Un fondement dans la façon dont le Saint béni soit-Il conduit Son monde :
De là, la michna dégage un fondement dans la conduite du Saint béni soit-Il : "im ken anach hakatouv laniftal leovrei avera keovrei avera - al ahat kama vekama cheyechalem sahar laniftal leossei mitsva keossei mitsva". Les deux premiers témoins sont ceux qui causent le malheur, et le troisième témoin ne fait que se joindre à eux, et pourtant la Torah lui a attribué exactement la même peine. À plus forte raison : si le verset, c'est-à-dire le Saint béni soit-Il, punit celui qui se joint à ceux qui commettent une faute comme celui qui commet la faute lui-même, Il donnera certainement une récompense à celui qui se joint à ceux qui accomplissent une mitsva comme à celui qui accomplit la mitsva.

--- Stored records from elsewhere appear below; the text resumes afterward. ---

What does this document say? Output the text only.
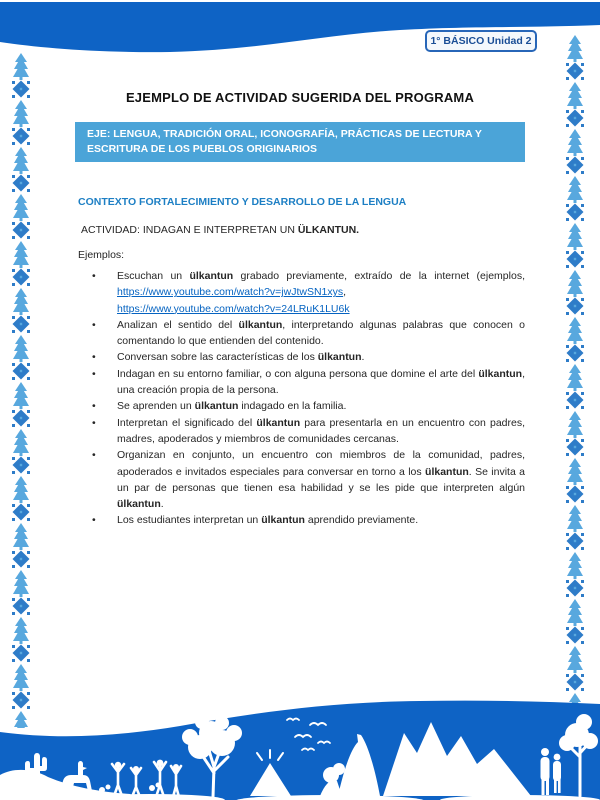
1° BÁSICO Unidad 2
EJEMPLO DE ACTIVIDAD SUGERIDA DEL PROGRAMA
EJE: LENGUA, TRADICIÓN ORAL, ICONOGRAFÍA, PRÁCTICAS DE LECTURA Y ESCRITURA DE LOS PUEBLOS ORIGINARIOS
CONTEXTO FORTALECIMIENTO Y DESARROLLO DE LA LENGUA
ACTIVIDAD: INDAGAN E INTERPRETAN UN ÜLKANTUN.
Ejemplos:
• Escuchan un ülkantun grabado previamente, extraído de la internet (ejemplos,
https://www.youtube.com/watch?v=jwJtwSN1xys,
https://www.youtube.com/watch?v=24LRuK1LU6k
• Analizan el sentido del ülkantun, interpretando algunas palabras que conocen o comentando lo que entienden del contenido.
• Conversan sobre las características de los ülkantun.
• Indagan en su entorno familiar, o con alguna persona que domine el arte del ülkantun, una creación propia de la persona.
• Se aprenden un ülkantun indagado en la familia.
• Interpretan el significado del ülkantun para presentarla en un encuentro con padres, madres, apoderados y miembros de comunidades cercanas.
• Organizan en conjunto, un encuentro con miembros de la comunidad, padres, apoderados e invitados especiales para conversar en torno a los ülkantun. Se invita a un par de personas que tienen esa habilidad y se les pide que interpreten algún ülkantun.
• Los estudiantes interpretan un ülkantun aprendido previamente.
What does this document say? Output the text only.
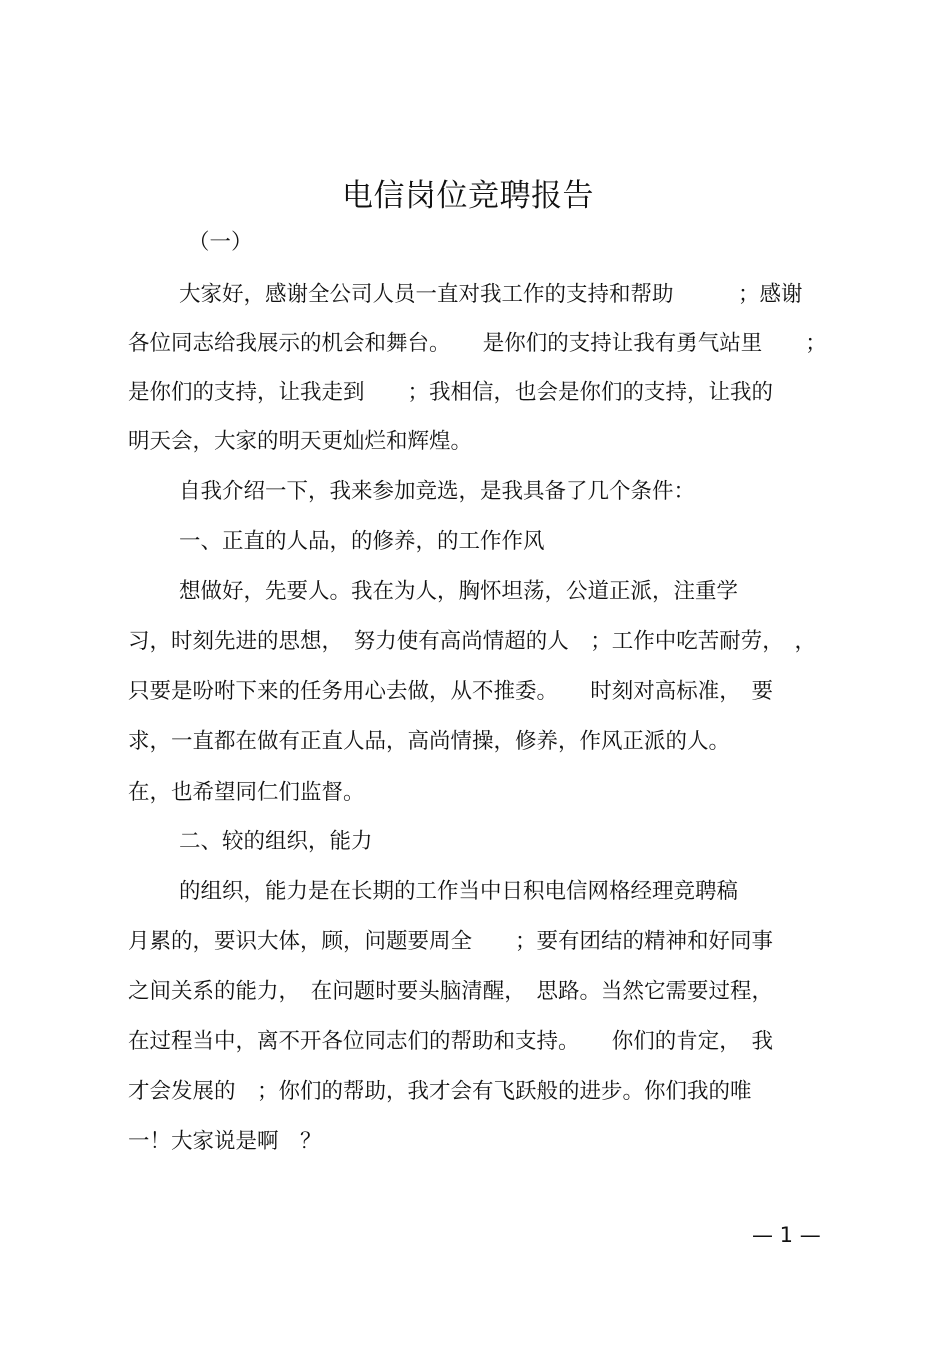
电信岗位竞聘报告
（一）
大家好，感谢全公司人员一直对我工作的支持和帮助　　　；感谢
各位同志给我展示的机会和舞台。　　是你们的支持让我有勇气站里　　；
是你们的支持，让我走到　　；我相信，也会是你们的支持，让我的
明天会，大家的明天更灿烂和辉煌。
自我介绍一下，我来参加竞选，是我具备了几个条件：
一、正直的人品，的修养，的工作作风
想做好，先要人。我在为人，胸怀坦荡，公道正派，注重学
习，时刻先进的思想，　努力使有高尚情超的人　；工作中吃苦耐劳，　，
只要是吩咐下来的任务用心去做，从不推委。　　时刻对高标准，　要
求，一直都在做有正直人品，高尚情操，修养，作风正派的人。
在，也希望同仁们监督。
二、较的组织，能力
的组织，能力是在长期的工作当中日积电信网格经理竞聘稿
月累的，要识大体，顾，问题要周全　　；要有团结的精神和好同事
之间关系的能力，　在问题时要头脑清醒，　思路。当然它需要过程，
在过程当中，离不开各位同志们的帮助和支持。　　你们的肯定，　我
才会发展的　；你们的帮助，我才会有飞跃般的进步。你们我的唯
一！大家说是啊　？
— 1 —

En résumé : Dans cette Michna, nous avons appris qu'il n'y a pas de différence entre deux témoins et trois quant à la validité même du témoignage, et trois explications ont été données concernant la mention des trois dans le verset : le rapprochement de deux avec trois pour ce qui est de la hazama (réfutation des témoins) - et même de cent, déduit du mot superflu "edim" (témoins) ; l'opinion de Rabbi Chimon, selon laquelle la loi de la hazama ne s'applique que si tous ont été réfutés ; et l'opinion de Rabbi Akiva, selon laquelle le verset vient rendre plus sévère le sort du troisième témoin et l'égaler à celui de ses compagnons. De là découle le grand principe : l'adjonction elle-même crée un partenariat et une responsabilité - celui qui se joint à ceux qui transgressent est puni comme les transgresseurs, et à plus forte raison celui qui se joint à ceux qui accomplissent une mitsva reçoit une récompense comme celui qui accomplit la mitsva.